The U.S. District Court for the District of Columbia today vacated the SEC’s resource extraction rule adopted by the SEC to implement Section 1504 of the Dodd-Frank Wall Street Reform Act. The Court found that the SEC misinterpreted the law by forcing the public disclosure of reports detailing payments of oil, gas and mining companies to foreign governments. The Court also found that the SEC’s decision to deny any exemption for countries that prohibit payment disclosure was arbitrary and capricious.
The resource extraction rule was meant to increase transparency of payments made by oil, natural gas and mining companies to governments in an effort to aid citizens of those resource-rich countries to hold their governments accountable for the wealth generated by those resources. However, trade groups including the American Petroleum Institute and the U.S. Chamber of Commerce argued that the SEC should have allowed companies to submit payment information confidentially to the SEC with the SEC making public only a compilation of the information. The Court pointed to the fact that the word “public” appears nowhere in the statute and that public availability is limited to “a compilation of the information” that is only required “to the extent practicable.” The Court reasoned that a natural reading of this provision is that “if disclosing some of the information publicly would compromise commercially sensitive information and impose high costs on shareholders and investors, then the Commission may selectively omit that information from the public compilation.”
The Commission argued, among other things, that there would be nothing for it to do with the information except provide it to the public so a rule that required broader disclosure to the Commission than the public would be nonsensical.
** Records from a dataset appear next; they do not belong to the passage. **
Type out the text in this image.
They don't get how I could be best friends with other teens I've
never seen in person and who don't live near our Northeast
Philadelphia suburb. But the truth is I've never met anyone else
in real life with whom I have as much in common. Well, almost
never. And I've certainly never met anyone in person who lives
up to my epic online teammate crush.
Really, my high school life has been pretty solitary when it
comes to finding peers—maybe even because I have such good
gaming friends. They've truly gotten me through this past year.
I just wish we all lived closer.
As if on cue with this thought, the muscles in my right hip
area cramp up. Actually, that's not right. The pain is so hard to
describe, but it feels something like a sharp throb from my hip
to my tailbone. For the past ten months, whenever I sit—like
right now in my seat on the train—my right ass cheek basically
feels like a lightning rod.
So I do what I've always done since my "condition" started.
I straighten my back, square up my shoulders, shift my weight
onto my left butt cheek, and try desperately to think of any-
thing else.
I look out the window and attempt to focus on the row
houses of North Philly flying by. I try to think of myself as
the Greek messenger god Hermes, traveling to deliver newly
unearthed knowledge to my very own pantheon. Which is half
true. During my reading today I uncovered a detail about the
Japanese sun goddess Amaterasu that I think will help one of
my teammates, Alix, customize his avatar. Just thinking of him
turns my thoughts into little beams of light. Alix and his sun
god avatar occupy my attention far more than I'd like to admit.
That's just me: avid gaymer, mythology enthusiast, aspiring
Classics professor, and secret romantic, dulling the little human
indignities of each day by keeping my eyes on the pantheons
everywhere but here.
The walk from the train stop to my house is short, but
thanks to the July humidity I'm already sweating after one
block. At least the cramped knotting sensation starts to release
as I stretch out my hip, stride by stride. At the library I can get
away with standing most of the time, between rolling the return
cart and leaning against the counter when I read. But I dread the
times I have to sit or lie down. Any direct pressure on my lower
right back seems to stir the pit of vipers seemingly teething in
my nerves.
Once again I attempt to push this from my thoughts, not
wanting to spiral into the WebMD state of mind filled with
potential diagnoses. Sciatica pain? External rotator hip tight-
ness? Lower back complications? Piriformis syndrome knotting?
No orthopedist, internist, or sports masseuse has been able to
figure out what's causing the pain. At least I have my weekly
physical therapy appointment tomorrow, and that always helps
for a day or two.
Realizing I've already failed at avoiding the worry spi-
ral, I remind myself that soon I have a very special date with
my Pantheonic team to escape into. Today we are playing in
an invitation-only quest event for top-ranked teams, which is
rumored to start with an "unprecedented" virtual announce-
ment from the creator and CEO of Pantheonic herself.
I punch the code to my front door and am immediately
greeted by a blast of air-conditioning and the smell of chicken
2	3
In dismissing this argument, the Court stated that the Commission has a significant responsibility to evaluate information to determine the extent to which disclosing it in a compilation would be practicable.
In deciding to vacate the rule, the Court found that the Commission made at least one other serious error by “denying, based on arbitrary and capricious reasoning, any exemption for foreign law prohibitions, a decision that, by the Commission’s own assessment drastically increased the Rule’s burden on competition and cost to investors.” The Commission argued that an exemption would be inconsistent with the language of the statute and that transparency would be best served by requiring disclosure from all resource extraction issuers. Finding that the Commission’s primary reason for rejecting an exemption “does not hold water,” the Court stated that the Commission did not consider whether a certain country or certain issuer that represents a high portion of the burden on competition and on investors is sufficiently central to the purpose of the statute to make an exemption unwarranted. Although the Court appeared sympathetic to the SEC’s second argument that providing an exemption would cause countries to simply prohibit disclosure of payments made to the respective foreign government, the Court emphasized that the burden on competition was so significant that the SEC’s failure to not grant an exemption did not satisfy the requirement of reasoned decision-making.
The SEC may appeal the decision to the D.C. Circuit Court of Appeals. Whether it will do so is unknown at this time. But if the D.C. District Court decision holds, there are several immediate considerations:
- Issuers will still be required to collect and report resource extraction payment information in the future: What is notable about the decision is that the Court took substantial issue with the public filing required by the resource rules. That issuers will need to devote some level of administrative attention to compiling and reporting resource extraction payment information—in whatever form—survives the decision.
- Details of resource extraction reports will likely be public in some form: The Court emphasized that the SEC failed to consider that a compilation of the resource extraction information could be made public rather than the annual reports required on Form SD. Thus, information which was required in Form SD may still become public, albeit at a different detail level than would have been required under the now vacated resource rules.
This decision may highlight weaknesses in another pending challenge to one more Dodd-Frank mandated SEC rule requiring companies to disclose if their products contain minerals extracted from the Democratic Republic of Congo- the “conflict minerals” rule. In yesterday’s oral arguments on the conflict minerals rule before the U.S. District Court for the District of Columbia the judge questioned whether the SEC properly used its powers to minimize any negative impacts when drafting the rule. That rule is being challenged by the National Association of Manufacturers, the U.S. Chamber of Commerce and the Business Roundtable. These groups allege that the SEC did not properly weigh the costs and benefits of the regulation. The SEC argued that Congress did not intend to give a broad exemption from the rule for "de minimis" amounts of conflict minerals. The judge challenged this view, at one point telling the SEC attorney that the agency "seems to have not really performed the legal analysis correctly" and that the agency has an "inherent authority in every case" to issue an exemption.